« Terroir ». Voilà l'un des mots les plus utilisés et mal compris du vocabulaire du vin.

Appliqué au monde viticole, le terroir, dans son sens le plus strict, désigne l'environnement physique dans lequel la vigne est cultivée : beaucoup plus que les sols, il inclut aussi le climat, l'ensoleillement et la topographie. Tous ces facteurs réunis font d'un vignoble un endroit unique. Et les vins qui en sont issus auront des caractéristiques particulières qu'ils n'auraient pas s'ils provenaient d'ailleurs. C'est ce que j'appelle « des vins qui ont la gueule de l'endroit ».

On parle aussi souvent de parcelles, parce qu'un vignoble peut être très vaste et comprendre plusieurs terroirs.
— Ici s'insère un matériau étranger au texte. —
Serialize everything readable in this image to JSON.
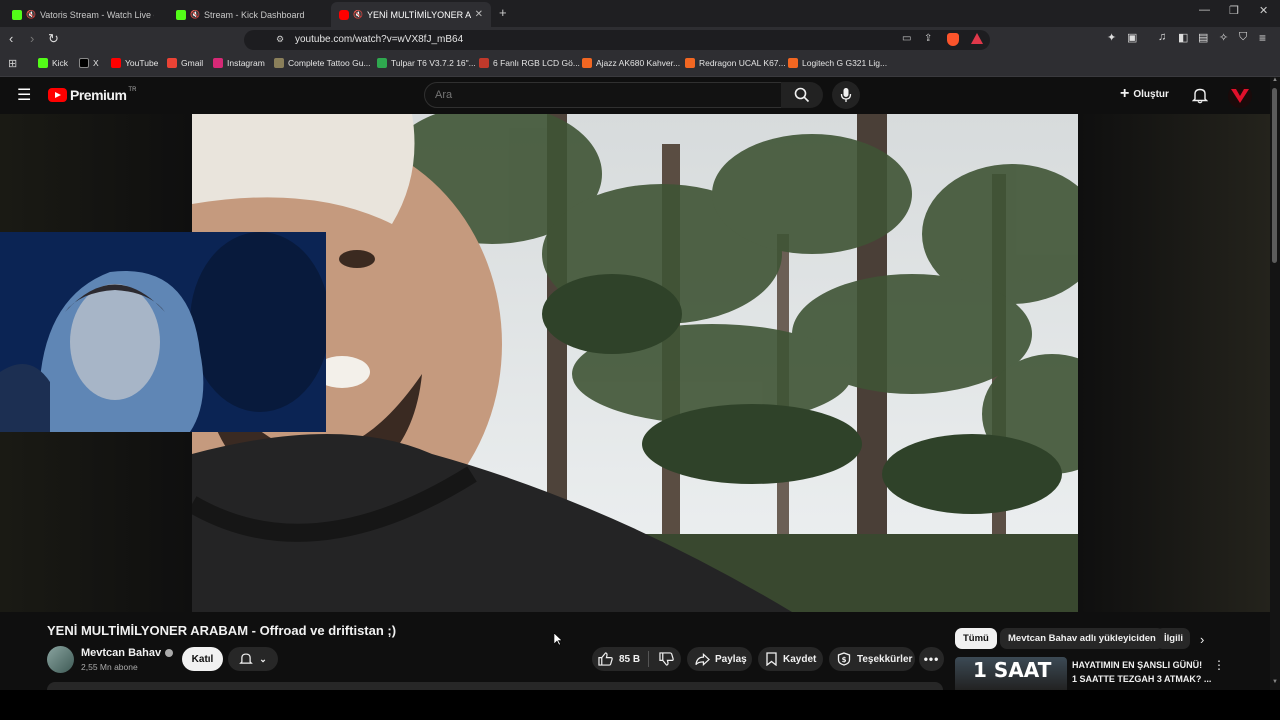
{
  "browser": {
    "tabs": [
      {
        "label": "Vatoris Stream - Watch Live on K",
        "favicon_color": "#53fc18"
      },
      {
        "label": "Stream - Kick Dashboard",
        "favicon_color": "#53fc18"
      },
      {
        "label": "YENİ MULTİMİLYONER ARABA",
        "favicon_color": "#ff0000"
      }
    ],
    "url": "youtube.com/watch?v=wVX8fJ_mB64",
    "bookmarks": [
      {
        "label": "Kick",
        "color": "#53fc18"
      },
      {
        "label": "X",
        "color": "#000000"
      },
      {
        "label": "YouTube",
        "color": "#ff0000"
      },
      {
        "label": "Gmail",
        "color": "#ea4335"
      },
      {
        "label": "Instagram",
        "color": "#d62976"
      },
      {
        "label": "Complete Tattoo Gu...",
        "color": "#8a7f5a"
      },
      {
        "label": "Tulpar T6 V3.7.2 16\"...",
        "color": "#2fa84f"
      },
      {
        "label": "6 Fanlı RGB LCD Gö...",
        "color": "#c0392b"
      },
      {
        "label": "Ajazz AK680 Kahver...",
        "color": "#f26722"
      },
      {
        "label": "Redragon UCAL K67...",
        "color": "#f26722"
      },
      {
        "label": "Logitech G G321 Lig...",
        "color": "#f26722"
      }
    ]
  },
  "youtube": {
    "logo_text": "Premium",
    "region": "TR",
    "search_placeholder": "Ara",
    "create_label": "Oluştur",
    "video": {
      "title": "YENİ MULTİMİLYONER ARABAM - Offroad ve driftistan ;)",
      "channel": "Mevtcan Bahav",
      "subscribers": "2,55 Mn abone",
      "join_label": "Katıl",
      "likes": "85 B",
      "share_label": "Paylaş",
      "save_label": "Kaydet",
      "thanks_label": "Teşekkürler"
    },
    "chips": [
      "Tümü",
      "Mevtcan Bahav adlı yükleyiciden",
      "İlgili"
    ],
    "recommended": {
      "title_line1": "HAYATIMIN EN ŞANSLI GÜNÜ!",
      "title_line2": "1 SAATTE TEZGAH 3 ATMAK? ...",
      "thumb_text": "1 SAAT"
    }
  },
  "colors": {
    "accent_red": "#ff0000",
    "kick_green": "#53fc18"
  }
}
Les vignobles sont donc fréquemment divisés en parcelles, qui ont chacune un terroir différent. Ces divisions sont faites, la plupart du temps, justement parce qu'on remarque des différences dans les vins qui en sont issus.

Ce n'est pas si fou après tout, pensez-y : avez-vous déjà, en jardinant, réalisé que vos tomates (ou vos haricots ou vos courgettes) ne goûtaient pas la même chose lorsqu'elles étaient cultivées à différents endroits ? Qu'elles poussaient mieux ou moins bien ?

À la définition stricte de terroir, certains ajoutent aussi le facteur humain. Non pas les interventions humaines quotidiennes à la vigne et au chai, mais les traditions bien établies. Une façon traditionnelle de conduire la vigne, par exemple, comme un volet culturel à la notion de terroir, si on veut.

Bref, un terroir est un ensemble de conditions naturelles qui confèrent au vin un caractère particulier, qui ne peut être reproduit ailleurs. Le critique américain Matt Kramer l'a bien résumé en utilisant le terme « somewhereness » pour expliquer le mot « terroir ».

Ce qui ne veut pas dire que deux vins identiques ne peuvent pas provenir d'endroits différents. Vous pouvez en effet embaucher un oenologue et lui dire exactement ce que vous voulez comme vin : sa couleur, ses arômes, ses goûts, sa texture. Et il vous le produira sur mesure. C'est ce qu'on appelle un vin technologique : il ne doit pas ses propriétés à son terroir, mais plutôt, donc, à la technologie. Par diverses manipulations, à la vigne et au chai, on efface les caractéristiques propres au terroir et on produit un vin façonné selon les désirs du vigneron.

Bien entendu, il n'y a pas que des vins de terroir ou technologiques. Plusieurs vins tombent quelque part entre les deux styles : il en va de la volonté et des objectifs du vigneron.

QUEL EST LE MEILLEUR ?

Un vin de terroir exige une attitude de laisser-faire ou de non-interventionnisme : interférer le moins possible avec les conditions naturelles de son vignoble ainsi qu'avec les vinifications, pour laisser le terroir s'exprimer. Ça semble assez simple, mais c'est probablement ce qu'il y a de plus difficile à accomplir. Parce qu'il est plus facile, et plus rassurant, de tout contrôler. Et ce n'est pas parce qu'on respecte le terroir qu'on fera nécessairement de grands vins. Encore faut-il que ce soit un terroir propice à la viticulture et que le vigneron choisisse les cépages qui y sont adaptés.

Est-ce qu'un vin de terroir est meilleur qu'un vin technologique ? Ça dépend de ce que recherche le consommateur. Si vous recherchez avant tout la constance et que vous n'aimez pas les surprises, vous serez probablement satisfaits avec des vins technologiques. Si, par contre, le goût est pour vous une façon d'explorer le monde, que la découverte de nouvelles saveurs vous enchante, alors les vins de terroir vous parleront davantage.

Je me souviendrai toujours d'une conversation à ce sujet avec Patrick Baudouin, vigneron dans la Loire. Ardent défenseur de la notion de terroir, il disait que les vins technologiques ont bien sûr leur place. Ils ne nous transportent pas comme peuvent le faire les vins de terroir, ils ne nous emmènent pas plus loin que le bout de la table, mais au moins, ils font sourire la voisine d'à côté.

La notion de terroir, et ses liens directs avec le vin, reste un sujet encore très débattu, et loin d'être parfaitement compris. Mais le mot est porteur, fait vendre, c'est vrai, et certains l'utilisent impunément à toutes les sauces. Au point où on en vient presque à se méfier. Souvent, d'ailleurs, ceux qui l'utilisent le plus sont ceux qui en ont le moins.